The physical plant of the site was originally divided into the main site, a cantonment area. The main site housed the radar towers and the backup generators. The cantonment area housed the operations area, the enlisted quarters (BAQ), the bachelor officer's quarters (BOQ), the orderly room, the dining hall and other support areas in a single large two-story composite building. A separate recreation hall was connected to the composite building. No family housing was provided as this was considered a remote unaccompanied tour (1 year).
Air-Ground (A-G) Communications
Separate radio facilities housed the radio equipment for communicating with aircraft.
Kotzebue White Alice Communications Site
After HF systems proved inadequate for command and control communications, the Air Force implemented the White Alice Communications System (WACS). This was a system of tropospheric scatter and microwave radio relay sites constructed during the mid-1950s to provide reliable communications to Alaska Air Command (AAC) AC&W system.
The Kotzebue White Alice tropo site was activated on 25 May 1957. It linked to Granite Mountain WACS (105 miles) with a pair of 30’ tropo dish antennas and to Lisburne WACS (168 miles) with a pair of 60’ tropo billboard antennas.

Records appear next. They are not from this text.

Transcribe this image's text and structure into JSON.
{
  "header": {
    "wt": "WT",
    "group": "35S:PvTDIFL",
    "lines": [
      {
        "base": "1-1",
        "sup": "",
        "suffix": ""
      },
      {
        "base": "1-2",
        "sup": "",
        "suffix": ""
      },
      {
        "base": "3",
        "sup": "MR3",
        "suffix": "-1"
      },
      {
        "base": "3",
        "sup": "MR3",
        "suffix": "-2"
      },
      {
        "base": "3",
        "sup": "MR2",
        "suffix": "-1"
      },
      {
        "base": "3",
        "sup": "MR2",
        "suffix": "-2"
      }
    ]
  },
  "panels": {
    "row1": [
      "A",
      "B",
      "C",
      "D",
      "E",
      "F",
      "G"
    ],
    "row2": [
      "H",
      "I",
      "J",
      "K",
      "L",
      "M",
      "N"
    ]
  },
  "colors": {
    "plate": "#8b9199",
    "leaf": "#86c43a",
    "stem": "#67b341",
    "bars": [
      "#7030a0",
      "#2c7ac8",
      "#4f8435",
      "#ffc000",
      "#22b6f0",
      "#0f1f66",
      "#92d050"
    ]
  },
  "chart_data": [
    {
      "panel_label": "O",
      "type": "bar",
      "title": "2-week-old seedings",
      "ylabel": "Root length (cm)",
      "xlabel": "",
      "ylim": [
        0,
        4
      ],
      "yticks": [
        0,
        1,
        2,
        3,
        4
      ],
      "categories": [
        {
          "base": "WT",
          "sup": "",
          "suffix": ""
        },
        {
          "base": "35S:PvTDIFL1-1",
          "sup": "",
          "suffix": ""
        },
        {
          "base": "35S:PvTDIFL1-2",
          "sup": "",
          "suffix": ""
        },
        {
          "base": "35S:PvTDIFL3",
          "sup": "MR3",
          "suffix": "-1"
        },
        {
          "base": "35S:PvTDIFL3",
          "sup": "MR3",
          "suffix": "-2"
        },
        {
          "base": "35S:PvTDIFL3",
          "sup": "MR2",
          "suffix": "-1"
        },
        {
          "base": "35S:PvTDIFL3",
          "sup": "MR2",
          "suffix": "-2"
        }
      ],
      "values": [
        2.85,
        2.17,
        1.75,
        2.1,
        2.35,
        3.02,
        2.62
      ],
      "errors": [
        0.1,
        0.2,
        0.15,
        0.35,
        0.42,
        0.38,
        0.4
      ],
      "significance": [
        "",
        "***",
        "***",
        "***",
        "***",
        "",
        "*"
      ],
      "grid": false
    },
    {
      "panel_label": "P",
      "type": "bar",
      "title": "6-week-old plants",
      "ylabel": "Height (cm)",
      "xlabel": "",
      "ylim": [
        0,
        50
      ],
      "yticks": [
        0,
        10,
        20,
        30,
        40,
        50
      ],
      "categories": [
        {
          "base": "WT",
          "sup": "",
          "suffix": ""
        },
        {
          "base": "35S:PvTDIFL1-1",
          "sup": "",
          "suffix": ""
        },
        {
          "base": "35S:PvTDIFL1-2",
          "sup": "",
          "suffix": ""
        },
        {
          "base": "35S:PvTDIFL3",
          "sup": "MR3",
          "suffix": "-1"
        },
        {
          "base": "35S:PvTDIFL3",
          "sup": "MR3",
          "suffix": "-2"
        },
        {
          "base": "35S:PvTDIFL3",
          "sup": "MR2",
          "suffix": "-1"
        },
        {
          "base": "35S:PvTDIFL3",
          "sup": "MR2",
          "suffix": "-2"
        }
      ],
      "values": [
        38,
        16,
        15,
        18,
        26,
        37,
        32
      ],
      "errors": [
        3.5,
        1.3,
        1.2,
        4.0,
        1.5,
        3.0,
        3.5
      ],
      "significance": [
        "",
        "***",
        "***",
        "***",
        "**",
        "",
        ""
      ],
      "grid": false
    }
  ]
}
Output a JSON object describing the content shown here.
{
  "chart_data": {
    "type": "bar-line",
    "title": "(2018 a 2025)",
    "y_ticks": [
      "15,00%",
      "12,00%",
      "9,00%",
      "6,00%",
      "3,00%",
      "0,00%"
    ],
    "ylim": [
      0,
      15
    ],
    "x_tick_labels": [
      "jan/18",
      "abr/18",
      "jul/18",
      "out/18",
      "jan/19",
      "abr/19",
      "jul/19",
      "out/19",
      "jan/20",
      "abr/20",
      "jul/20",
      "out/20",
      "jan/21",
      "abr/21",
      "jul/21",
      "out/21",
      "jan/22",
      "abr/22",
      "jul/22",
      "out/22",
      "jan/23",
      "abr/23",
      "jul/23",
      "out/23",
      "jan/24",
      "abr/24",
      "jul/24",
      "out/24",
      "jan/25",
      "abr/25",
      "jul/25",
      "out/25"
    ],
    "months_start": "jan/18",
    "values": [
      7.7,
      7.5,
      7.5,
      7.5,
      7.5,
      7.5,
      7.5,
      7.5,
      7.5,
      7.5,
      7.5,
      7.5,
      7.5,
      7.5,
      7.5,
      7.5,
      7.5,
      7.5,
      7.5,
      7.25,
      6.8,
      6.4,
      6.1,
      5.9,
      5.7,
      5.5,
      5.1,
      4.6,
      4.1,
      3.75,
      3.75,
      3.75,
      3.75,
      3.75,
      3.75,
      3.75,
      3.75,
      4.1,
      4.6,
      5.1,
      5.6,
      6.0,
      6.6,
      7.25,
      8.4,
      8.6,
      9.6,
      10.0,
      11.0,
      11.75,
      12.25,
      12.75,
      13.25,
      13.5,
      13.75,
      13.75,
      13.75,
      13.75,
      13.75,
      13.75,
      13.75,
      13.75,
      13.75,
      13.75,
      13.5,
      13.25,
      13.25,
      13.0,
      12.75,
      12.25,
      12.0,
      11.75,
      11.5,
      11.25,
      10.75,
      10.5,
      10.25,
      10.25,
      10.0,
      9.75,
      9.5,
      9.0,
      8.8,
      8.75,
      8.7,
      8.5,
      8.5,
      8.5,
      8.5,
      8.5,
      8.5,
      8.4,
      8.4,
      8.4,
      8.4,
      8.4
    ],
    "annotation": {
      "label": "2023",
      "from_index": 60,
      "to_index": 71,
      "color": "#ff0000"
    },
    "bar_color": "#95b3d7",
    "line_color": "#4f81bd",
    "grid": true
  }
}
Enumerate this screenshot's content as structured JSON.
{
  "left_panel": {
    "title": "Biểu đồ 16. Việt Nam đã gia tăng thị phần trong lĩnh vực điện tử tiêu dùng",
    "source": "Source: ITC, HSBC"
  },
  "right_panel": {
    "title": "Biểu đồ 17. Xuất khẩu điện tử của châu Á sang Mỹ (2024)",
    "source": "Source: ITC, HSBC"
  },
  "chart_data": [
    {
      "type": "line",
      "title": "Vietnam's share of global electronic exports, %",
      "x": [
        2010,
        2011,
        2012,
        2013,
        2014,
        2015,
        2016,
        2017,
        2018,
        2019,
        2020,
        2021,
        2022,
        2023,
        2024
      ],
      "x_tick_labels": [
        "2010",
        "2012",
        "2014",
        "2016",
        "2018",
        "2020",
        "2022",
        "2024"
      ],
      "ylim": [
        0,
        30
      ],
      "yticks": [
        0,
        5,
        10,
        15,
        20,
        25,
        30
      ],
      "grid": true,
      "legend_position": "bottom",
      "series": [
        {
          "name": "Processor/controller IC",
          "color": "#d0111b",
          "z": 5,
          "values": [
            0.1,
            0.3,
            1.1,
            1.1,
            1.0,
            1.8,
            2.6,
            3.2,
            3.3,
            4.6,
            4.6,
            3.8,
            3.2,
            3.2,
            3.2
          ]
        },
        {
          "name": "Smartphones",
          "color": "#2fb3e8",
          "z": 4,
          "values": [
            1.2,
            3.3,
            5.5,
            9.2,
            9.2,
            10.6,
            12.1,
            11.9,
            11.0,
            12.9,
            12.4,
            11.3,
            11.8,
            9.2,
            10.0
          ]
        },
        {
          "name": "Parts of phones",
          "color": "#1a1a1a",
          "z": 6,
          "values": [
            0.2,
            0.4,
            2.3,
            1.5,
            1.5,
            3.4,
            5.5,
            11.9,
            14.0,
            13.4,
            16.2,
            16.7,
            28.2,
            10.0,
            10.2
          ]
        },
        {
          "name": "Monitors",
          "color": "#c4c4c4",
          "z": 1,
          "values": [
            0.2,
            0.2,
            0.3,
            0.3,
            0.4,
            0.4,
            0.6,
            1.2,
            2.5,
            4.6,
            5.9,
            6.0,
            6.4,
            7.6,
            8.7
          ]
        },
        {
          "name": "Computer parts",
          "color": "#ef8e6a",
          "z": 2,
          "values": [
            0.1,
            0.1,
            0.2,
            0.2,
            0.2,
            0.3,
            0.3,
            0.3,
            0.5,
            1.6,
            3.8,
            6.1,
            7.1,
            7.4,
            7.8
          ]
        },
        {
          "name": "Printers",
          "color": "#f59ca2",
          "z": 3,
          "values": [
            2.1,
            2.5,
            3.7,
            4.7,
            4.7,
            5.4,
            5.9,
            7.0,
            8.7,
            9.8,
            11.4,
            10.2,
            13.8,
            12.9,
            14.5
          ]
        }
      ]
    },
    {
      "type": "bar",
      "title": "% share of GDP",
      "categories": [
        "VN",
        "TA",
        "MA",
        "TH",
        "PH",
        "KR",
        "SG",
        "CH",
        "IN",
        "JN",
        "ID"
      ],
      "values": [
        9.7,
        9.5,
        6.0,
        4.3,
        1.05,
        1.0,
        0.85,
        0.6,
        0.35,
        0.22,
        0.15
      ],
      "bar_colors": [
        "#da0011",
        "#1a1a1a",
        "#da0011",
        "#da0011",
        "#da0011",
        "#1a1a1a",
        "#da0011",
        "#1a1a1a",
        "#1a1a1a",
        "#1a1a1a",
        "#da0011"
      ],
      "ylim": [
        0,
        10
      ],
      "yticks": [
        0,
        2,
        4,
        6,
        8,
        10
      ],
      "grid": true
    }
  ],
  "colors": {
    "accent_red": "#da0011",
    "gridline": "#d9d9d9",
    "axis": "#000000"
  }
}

The equipment and power building was 5,280 square-foot facility. POL storage was three tanks totaling 7950 barrels.
The specific links from Kotzebue (OTZ) as/of July 1977 were:
Kotzebue WACS (OTZ1)
Kotzebue E.S. (OTZ8)
The Kotzebu WACS was inactivated circa 1979 and replaced by an Alascom-owned satellite earth terminal.
Active long-range radar site but most of the old AC&W site buildings have been demolished. The site has also had an environmental remediation project that has further erased signs of the old AC&W site and the White Alice tropo site. What remains is the FPS-117 Building and the ...... operations LRRS building.